Ursula K. le Guin: The Farthest Shore (1973)

Edition: Puffin, 1974
Review number: 883

The third, and for many years, final, volume of le Guin's Earthsea series is again a bleak novel. It is more explicitly about death than the earlier two - that is what the title refers to - though it is treated in a less personal way here and so The Farthest Shore may be a novel suitable for younger children than The Tombs of Atuan.

Sparrowhawk is now an old man by Earthsea standards (about fifty), and is Archmage of the wizard's isle of Roke. There, the wizards begin to hear rumours from the farthest reaches of Earthsea that magic is ceasing to work.

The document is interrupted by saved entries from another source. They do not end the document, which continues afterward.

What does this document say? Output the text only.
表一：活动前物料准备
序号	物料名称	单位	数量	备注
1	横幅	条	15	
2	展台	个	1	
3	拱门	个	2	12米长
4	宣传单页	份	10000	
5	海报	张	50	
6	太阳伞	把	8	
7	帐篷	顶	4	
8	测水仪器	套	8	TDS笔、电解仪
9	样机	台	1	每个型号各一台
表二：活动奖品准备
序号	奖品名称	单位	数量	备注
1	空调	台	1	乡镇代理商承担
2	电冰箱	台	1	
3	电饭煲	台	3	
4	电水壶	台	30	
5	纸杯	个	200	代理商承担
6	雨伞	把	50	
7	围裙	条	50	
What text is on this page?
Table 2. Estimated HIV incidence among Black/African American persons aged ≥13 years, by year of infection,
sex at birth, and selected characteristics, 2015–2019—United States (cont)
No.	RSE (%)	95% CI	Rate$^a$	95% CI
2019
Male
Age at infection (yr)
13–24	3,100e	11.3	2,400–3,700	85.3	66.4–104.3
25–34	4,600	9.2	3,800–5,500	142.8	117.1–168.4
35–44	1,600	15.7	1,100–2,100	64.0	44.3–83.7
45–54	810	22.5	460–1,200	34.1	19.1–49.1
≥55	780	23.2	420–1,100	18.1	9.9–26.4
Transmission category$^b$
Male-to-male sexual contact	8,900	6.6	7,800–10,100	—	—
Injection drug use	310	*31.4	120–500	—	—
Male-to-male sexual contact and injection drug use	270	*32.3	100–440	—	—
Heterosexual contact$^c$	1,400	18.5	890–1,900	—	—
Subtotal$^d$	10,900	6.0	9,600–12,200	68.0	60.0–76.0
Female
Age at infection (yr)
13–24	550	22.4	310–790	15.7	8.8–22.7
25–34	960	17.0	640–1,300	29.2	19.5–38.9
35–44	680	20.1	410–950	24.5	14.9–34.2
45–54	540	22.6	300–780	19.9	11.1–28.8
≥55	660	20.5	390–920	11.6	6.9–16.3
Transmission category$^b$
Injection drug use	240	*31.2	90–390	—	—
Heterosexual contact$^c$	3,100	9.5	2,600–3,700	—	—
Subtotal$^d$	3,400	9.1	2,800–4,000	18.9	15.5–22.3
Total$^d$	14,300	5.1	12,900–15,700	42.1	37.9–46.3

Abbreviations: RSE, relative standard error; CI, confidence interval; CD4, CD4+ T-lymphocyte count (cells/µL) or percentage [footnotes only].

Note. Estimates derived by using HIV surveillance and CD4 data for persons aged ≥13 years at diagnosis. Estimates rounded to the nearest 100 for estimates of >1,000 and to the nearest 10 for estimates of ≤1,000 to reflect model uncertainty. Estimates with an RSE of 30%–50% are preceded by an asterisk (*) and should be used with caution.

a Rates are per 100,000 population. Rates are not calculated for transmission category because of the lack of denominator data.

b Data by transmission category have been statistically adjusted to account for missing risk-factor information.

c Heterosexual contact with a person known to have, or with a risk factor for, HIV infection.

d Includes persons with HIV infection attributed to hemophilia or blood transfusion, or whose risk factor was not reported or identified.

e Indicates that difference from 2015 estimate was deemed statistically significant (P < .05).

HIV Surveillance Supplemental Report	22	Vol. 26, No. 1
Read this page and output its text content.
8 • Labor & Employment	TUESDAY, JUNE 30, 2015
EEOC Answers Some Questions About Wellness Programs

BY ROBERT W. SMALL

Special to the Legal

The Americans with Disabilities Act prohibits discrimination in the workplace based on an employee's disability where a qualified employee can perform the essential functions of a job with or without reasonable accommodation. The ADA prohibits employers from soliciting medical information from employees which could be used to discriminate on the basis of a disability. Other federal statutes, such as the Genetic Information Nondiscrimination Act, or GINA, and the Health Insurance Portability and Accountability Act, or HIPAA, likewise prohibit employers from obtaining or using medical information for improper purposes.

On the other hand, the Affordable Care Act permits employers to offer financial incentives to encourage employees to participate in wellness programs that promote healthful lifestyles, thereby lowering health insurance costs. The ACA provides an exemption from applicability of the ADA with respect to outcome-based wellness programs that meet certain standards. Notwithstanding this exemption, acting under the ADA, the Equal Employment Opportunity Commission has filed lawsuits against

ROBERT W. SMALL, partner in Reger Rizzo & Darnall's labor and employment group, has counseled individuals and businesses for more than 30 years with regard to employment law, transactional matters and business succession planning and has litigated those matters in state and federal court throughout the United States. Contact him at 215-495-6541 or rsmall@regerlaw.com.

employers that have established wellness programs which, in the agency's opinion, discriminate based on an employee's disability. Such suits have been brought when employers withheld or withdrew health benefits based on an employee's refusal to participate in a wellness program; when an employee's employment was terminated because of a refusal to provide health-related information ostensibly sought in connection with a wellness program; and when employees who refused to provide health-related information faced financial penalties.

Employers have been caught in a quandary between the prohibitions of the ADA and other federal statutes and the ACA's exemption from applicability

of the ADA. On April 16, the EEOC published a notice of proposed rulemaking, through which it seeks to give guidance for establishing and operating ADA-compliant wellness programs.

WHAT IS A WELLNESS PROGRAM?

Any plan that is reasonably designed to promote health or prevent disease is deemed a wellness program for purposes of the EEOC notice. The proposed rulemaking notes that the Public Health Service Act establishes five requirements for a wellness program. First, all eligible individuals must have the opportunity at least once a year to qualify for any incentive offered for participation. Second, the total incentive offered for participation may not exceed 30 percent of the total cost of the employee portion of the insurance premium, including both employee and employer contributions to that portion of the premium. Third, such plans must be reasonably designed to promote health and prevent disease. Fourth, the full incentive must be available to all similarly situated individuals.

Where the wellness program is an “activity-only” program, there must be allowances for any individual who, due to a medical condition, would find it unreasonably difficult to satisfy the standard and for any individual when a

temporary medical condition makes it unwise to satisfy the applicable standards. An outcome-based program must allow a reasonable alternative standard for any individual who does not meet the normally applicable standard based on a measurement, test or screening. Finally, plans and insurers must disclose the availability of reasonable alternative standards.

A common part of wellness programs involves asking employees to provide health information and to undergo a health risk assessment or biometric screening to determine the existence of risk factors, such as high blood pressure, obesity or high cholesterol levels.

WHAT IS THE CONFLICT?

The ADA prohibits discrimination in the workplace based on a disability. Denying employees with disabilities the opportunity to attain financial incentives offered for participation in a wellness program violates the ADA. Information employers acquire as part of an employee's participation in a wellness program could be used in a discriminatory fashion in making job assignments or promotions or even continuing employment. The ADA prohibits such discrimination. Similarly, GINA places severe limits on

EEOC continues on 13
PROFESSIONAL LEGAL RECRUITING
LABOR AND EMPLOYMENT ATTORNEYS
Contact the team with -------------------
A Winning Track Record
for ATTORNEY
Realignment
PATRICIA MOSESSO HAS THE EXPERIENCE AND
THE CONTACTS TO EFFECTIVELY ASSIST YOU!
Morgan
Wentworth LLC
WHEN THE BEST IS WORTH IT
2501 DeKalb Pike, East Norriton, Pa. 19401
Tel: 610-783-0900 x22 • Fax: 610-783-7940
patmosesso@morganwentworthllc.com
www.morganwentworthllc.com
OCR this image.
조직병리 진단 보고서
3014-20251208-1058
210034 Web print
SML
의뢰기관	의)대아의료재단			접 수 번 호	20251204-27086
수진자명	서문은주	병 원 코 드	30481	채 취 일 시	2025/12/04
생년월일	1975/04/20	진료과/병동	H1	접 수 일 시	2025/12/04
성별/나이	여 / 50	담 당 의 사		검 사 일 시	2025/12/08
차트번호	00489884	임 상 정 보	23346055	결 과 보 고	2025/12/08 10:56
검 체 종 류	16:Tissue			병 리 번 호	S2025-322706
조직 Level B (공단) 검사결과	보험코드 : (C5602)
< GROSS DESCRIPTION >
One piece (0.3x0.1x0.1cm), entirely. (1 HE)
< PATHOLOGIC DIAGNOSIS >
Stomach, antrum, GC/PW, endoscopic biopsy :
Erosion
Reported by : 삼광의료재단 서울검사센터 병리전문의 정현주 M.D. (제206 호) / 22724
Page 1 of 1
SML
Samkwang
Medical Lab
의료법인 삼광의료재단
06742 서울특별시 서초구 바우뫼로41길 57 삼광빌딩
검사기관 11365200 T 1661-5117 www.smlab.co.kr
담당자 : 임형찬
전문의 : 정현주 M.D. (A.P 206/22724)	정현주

A prince from the West Reach comes with a definite message to this effect, and Sparrowhawk sets off with him on a quest to find out what is happening.

This turns out to be, in fact, people giving up their power for a promise of eternal life. The life they then have is only a pale reflection of real living, and brings a grey world without emotion or joy - or magic. It is possible that there is a subtext here about the way in which Puritan Christianity suppressed the practice of magic, but this may be reading rather too much into le Guin's writing.

While The Farthest Shore was a satisfying conclusion to the series when it was a trilogy, the first two novels are more memorable; the characters of A Wizard of Earthsea and the setting of The Tombs of Atuan make each of these books stick in the mind. This is probably a reason behind the eventual composition of Tehanu, though that too has a lesser impact.